CMBYN and kill me slowly

1.5K 81 109
                                    

ABİ 🥺 o bahs ettiğim angstlı çok çalıştığım bölüm karşınızda... aslında içime tam olarak sinmedi ama yazıp yazıp siliyordum...
LÜTFEN YORUM YAPIN! 🥺 düşüncelerinizi inanın okumak istiyorum.
Öptüm sizi lütfen düşüncelerinizi ve tepkilerinizi paylaşın 🤧✌🏻

-

Yaz 1983 - Kuzey İtalya'da herhangi bir yerde

Tony duyduğu araba sesi ile kafasını önünde ki kitaptan kaldırdı ve kulaklıklarını çıkarttı. Hava oldukça sıcaktı ama güzel bir sıcaklıktı, boğucu ve insanı daraltan türden değildi. Tony en çok böyle sıcaklığı seviyordu. Yatağından kalkıp açık olan büyük penceresinin önünde duraksadı ve dışarıyı izlemeye başladı.

Beyaz arabadan babası ardından uzun boylu, oldukça iri yapılı sarışın bir adam indi. Babası ve yabancı gülerek eve girdiklerinde Tony bir kaç saniye kaşlarını çattı. Ah doğru ya, babası ve annesi bu yaz bir arkeoloğu misafir edeceklerini söylemişlerdi.

Babası Stark şirketleriyle koskoca bir buçuk ay uğraşmayacağını söylese bile boş durmayacaktı, İtalyada sonuçta bulacak çok şey vardı.

Elini çıplak göğsünde gezdirdi ve boynunda ki David Yıldızlı kolyesini bulduğunda tebessüm etti.

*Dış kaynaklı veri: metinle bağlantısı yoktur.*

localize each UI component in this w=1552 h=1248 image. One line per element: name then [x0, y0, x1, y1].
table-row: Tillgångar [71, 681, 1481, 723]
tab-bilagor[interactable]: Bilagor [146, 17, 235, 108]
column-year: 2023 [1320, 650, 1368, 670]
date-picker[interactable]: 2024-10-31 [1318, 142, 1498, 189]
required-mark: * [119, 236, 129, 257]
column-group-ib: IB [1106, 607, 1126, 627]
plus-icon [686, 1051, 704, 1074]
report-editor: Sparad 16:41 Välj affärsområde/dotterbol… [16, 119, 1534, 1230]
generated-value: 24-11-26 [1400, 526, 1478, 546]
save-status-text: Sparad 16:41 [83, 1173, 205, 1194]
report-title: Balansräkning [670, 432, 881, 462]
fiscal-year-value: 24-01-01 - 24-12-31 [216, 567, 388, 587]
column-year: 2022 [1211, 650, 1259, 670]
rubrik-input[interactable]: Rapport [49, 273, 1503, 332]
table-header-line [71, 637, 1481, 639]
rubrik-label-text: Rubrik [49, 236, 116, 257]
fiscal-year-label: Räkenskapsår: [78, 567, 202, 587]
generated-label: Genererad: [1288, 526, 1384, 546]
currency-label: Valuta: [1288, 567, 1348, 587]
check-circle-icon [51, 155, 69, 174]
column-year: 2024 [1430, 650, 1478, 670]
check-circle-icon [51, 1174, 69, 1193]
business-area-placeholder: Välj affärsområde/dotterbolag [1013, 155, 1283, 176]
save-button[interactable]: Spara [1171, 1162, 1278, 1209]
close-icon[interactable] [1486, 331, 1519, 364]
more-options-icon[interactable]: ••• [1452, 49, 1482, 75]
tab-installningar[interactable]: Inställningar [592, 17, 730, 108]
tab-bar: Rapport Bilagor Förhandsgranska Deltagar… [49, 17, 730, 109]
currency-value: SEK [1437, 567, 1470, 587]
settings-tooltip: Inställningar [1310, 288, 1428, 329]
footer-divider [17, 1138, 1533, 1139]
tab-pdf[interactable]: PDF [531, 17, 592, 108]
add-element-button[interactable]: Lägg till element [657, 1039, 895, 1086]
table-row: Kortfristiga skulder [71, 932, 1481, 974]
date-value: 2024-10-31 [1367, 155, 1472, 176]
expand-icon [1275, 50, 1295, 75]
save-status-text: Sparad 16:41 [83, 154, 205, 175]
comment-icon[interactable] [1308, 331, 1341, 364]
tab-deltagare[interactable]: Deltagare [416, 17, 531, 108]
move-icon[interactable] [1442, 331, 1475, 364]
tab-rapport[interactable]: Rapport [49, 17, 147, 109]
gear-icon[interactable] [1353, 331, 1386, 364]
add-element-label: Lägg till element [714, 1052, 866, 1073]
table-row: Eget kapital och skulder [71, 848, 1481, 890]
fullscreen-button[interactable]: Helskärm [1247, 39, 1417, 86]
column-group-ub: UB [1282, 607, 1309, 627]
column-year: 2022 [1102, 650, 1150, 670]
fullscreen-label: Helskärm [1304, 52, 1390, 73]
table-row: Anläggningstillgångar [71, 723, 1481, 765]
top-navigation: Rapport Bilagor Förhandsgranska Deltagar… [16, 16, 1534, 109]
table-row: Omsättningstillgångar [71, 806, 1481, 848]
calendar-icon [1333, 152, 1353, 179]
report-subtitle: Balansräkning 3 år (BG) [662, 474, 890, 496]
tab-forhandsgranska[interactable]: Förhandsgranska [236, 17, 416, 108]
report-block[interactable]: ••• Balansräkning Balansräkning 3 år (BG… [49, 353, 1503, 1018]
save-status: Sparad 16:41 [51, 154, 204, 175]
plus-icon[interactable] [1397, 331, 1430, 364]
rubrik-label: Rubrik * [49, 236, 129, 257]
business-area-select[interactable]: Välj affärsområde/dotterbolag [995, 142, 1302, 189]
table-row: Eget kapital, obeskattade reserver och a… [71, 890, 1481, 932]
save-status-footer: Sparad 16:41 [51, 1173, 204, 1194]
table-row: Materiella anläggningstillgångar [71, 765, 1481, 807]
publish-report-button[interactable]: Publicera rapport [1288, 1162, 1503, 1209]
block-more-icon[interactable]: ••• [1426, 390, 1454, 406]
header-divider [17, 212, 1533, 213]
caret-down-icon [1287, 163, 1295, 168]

Savaştan sonra pek Yahudi olduğunu göstermiyordu kimse ama Tony, doğduğu andan belli yahudiliği ile gurur duyması gerektiğini öğrenmişti. Kısa bir saniye üstüne bir şey giyip veya giymemesi gerektiğini düşündü, sonuçta adam yabancıydı ve Tony güzel yetiştirilmişti.
Sıcaklığa rağmen üstüne mavi ince bir tişört geçirip aşağıya indi.

Annesini mükemmel yeşil bir elbise ile gördüğünde gülümsedi ve sarışın kadının yanağına uzun bir öpücük kondurdu. Maria, oğlunun kıvırcık saçlarından elini geçirip ona gülümsedi. Salona geçmeden önce mutfaktan bir şeftali aldı.

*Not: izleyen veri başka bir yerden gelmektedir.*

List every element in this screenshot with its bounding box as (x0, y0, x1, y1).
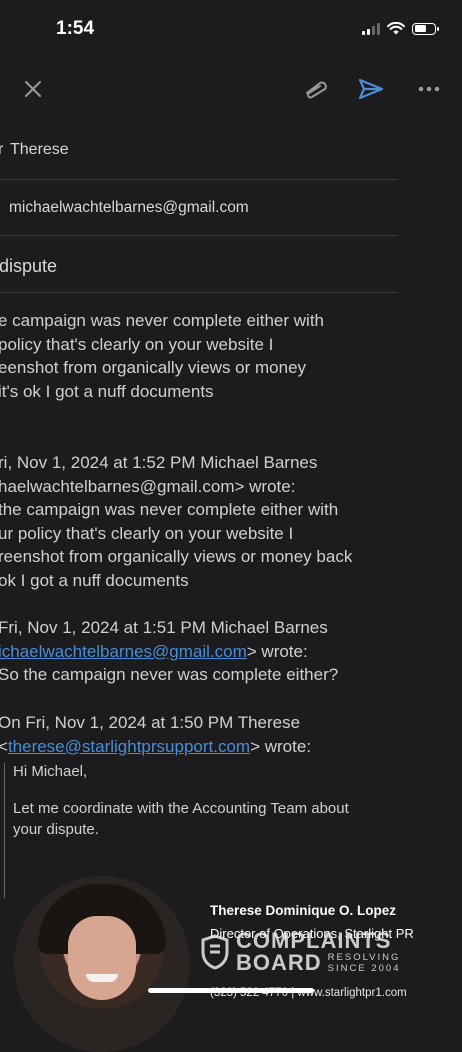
watermark-tag2: SINCE 2004 (327, 963, 401, 974)
status-time: 1:54 (56, 18, 95, 39)
quote-suffix: > wrote: (250, 736, 312, 756)
quote-line: So the campaign never was complete eithe… (0, 665, 339, 684)
subject-field[interactable]: dispute (0, 236, 398, 293)
quoted-message-1: ri, Nov 1, 2024 at 1:52 PM Michael Barne… (0, 451, 352, 592)
to-recipient[interactable]: Therese (10, 141, 69, 159)
cellular-signal-icon (362, 22, 380, 35)
paperclip-icon[interactable] (301, 79, 329, 99)
signature-name: Therese Dominique O. Lopez (210, 903, 397, 918)
more-icon[interactable] (418, 85, 440, 93)
body-line: e campaign was never complete either wit… (0, 311, 324, 330)
email-link[interactable]: therese@starlightprsupport.com (8, 737, 250, 756)
quoted-message-3: On Fri, Nov 1, 2024 at 1:50 PM Therese <… (0, 711, 311, 758)
send-icon[interactable] (358, 77, 384, 101)
home-indicator[interactable] (148, 988, 314, 993)
from-field[interactable]: michaelwachtelbarnes@gmail.com (0, 180, 398, 236)
quote-header: On Fri, Nov 1, 2024 at 1:50 PM Therese (0, 713, 301, 732)
body-line: it's ok I got a nuff documents (0, 381, 214, 401)
quote-header: haelwachtelbarnes@gmail.com> wrote: (0, 476, 296, 496)
quote-line: ur policy that's clearly on your website… (0, 523, 294, 543)
watermark-tag1: RESOLVING (327, 952, 401, 963)
signature-photo (14, 876, 190, 1052)
subject-text[interactable]: dispute (0, 256, 57, 277)
quote-header: Fri, Nov 1, 2024 at 1:51 PM Michael Barn… (0, 618, 328, 637)
quote-header-email-line: ichaelwachtelbarnes@gmail.com> wrote: (0, 640, 338, 664)
to-field[interactable]: r Therese (0, 124, 398, 180)
quoted-greeting: Hi Michael, (13, 763, 88, 780)
body-line: eenshot from organically views or money (0, 358, 307, 377)
email-link[interactable]: ichaelwachtelbarnes@gmail.com (0, 642, 247, 661)
close-icon[interactable] (24, 80, 42, 98)
quoted-message-2: Fri, Nov 1, 2024 at 1:51 PM Michael Barn… (0, 616, 338, 687)
to-label: r (0, 141, 4, 158)
quote-line: ok I got a nuff documents (0, 570, 189, 590)
email-bracket: < (0, 736, 8, 756)
shield-icon (201, 934, 229, 970)
quote-bar (4, 763, 5, 898)
complaints-board-watermark: COMPLAINTS BOARD RESOLVING SINCE 2004 (200, 930, 400, 974)
quote-suffix: > wrote: (246, 641, 308, 661)
watermark-line2: BOARD (236, 950, 322, 975)
watermark-line1: COMPLAINTS (236, 928, 392, 953)
quoted-paragraph-line: Let me coordinate with the Accounting Te… (13, 800, 349, 817)
quote-header-email-line: <therese@starlightprsupport.com> wrote: (0, 735, 311, 759)
quoted-paragraph-line: your dispute. (13, 821, 99, 838)
battery-icon (412, 22, 439, 35)
status-icons (362, 22, 439, 35)
wifi-icon (387, 22, 405, 35)
quote-header: ri, Nov 1, 2024 at 1:52 PM Michael Barne… (0, 453, 318, 472)
body-line: policy that's clearly on your website I (0, 334, 274, 354)
quote-line: reenshot from organically views or money… (0, 547, 353, 566)
quote-line: the campaign was never complete either w… (0, 500, 339, 519)
compose-body[interactable]: e campaign was never complete either wit… (0, 309, 324, 403)
from-address: michaelwachtelbarnes@gmail.com (9, 199, 249, 216)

"Tony, bende seni çağıracaktım! Steve Rogers, sana bahs ettiğim arkeolog. Steve, oğlum Tony ile tanış."

Tony şeftalisini sol eline alıp sağ elini sarışın adama uzattı. Steve ise içten bir gülümseme ile elini kavradı ve usulca sıktı. Tony haddinden fazla el ele kaldıklarını biliyordu o yüzden saçma bir şekilde gülüp elini çekti.

"Memnun oldum." diye mırıldandı.

"Bende memnun oldum, Tony."

Oh wow, adamın ses tonu bile yakışıklıydı diye düşündü Tony koltuğa kendini atarken. Babası ve Steve sohbete dalarken Tony Steve'i izliyordu.

Sarışın saçları yanlardan daha kısaydı ve ortasında daha uzun olan saçlar alnına düşüyordu. Üstünde gözlerine birebir uyan mavi salak bir gömlek ile beyaz bir şort vardı. Altında ise beyaz Converse klasik ayakkabılar. Yüzünde sakal yoktu, yeni traş olmuşa benziyordu. Oturuşu ise babasının ki kadar rahat değildi.
Tony kısa bir süre asker gibi oturduğunu düşündü.

"Steve'e odasını gösterir misin, evlat?"

"Oh tabii." Koltuktan kalktı ve Steve'e kısa bir bakış attıktan sonra onu takip etmesi için işaret etti. Salondan çıkıp mutfaktan geçerken Jarvis'in yanağına sulu bir öpücük kondurdu ve adamın homurdanmalarını umursamayıp neşeli bir şekilde merdivenlerden çıkmaya başladı. Misafir odasının önüne geldiğinde kapıyı açtı.

"Ta da! İşte burası. Şurda banyo ve tuvaletin var. Ben hemen yan odadayım eğer bir şeye ihtiyacın olursa."

"Teşekkür ederim." dedi Steve etrafı incelerken. Oda Tony'nin odasına benziyordu sadece poster ve ortalıkta dolanan kaset ile robot parçaları yoktu.

"Ben gideyim, uhm şey yemeğe kaldırmamı ister misin? Yoksa uyuyacak mısın?"

"Bir kaç saat uyuyacağım ama yemeği kaçırmak istemem. Uyandırırsan sevinirim."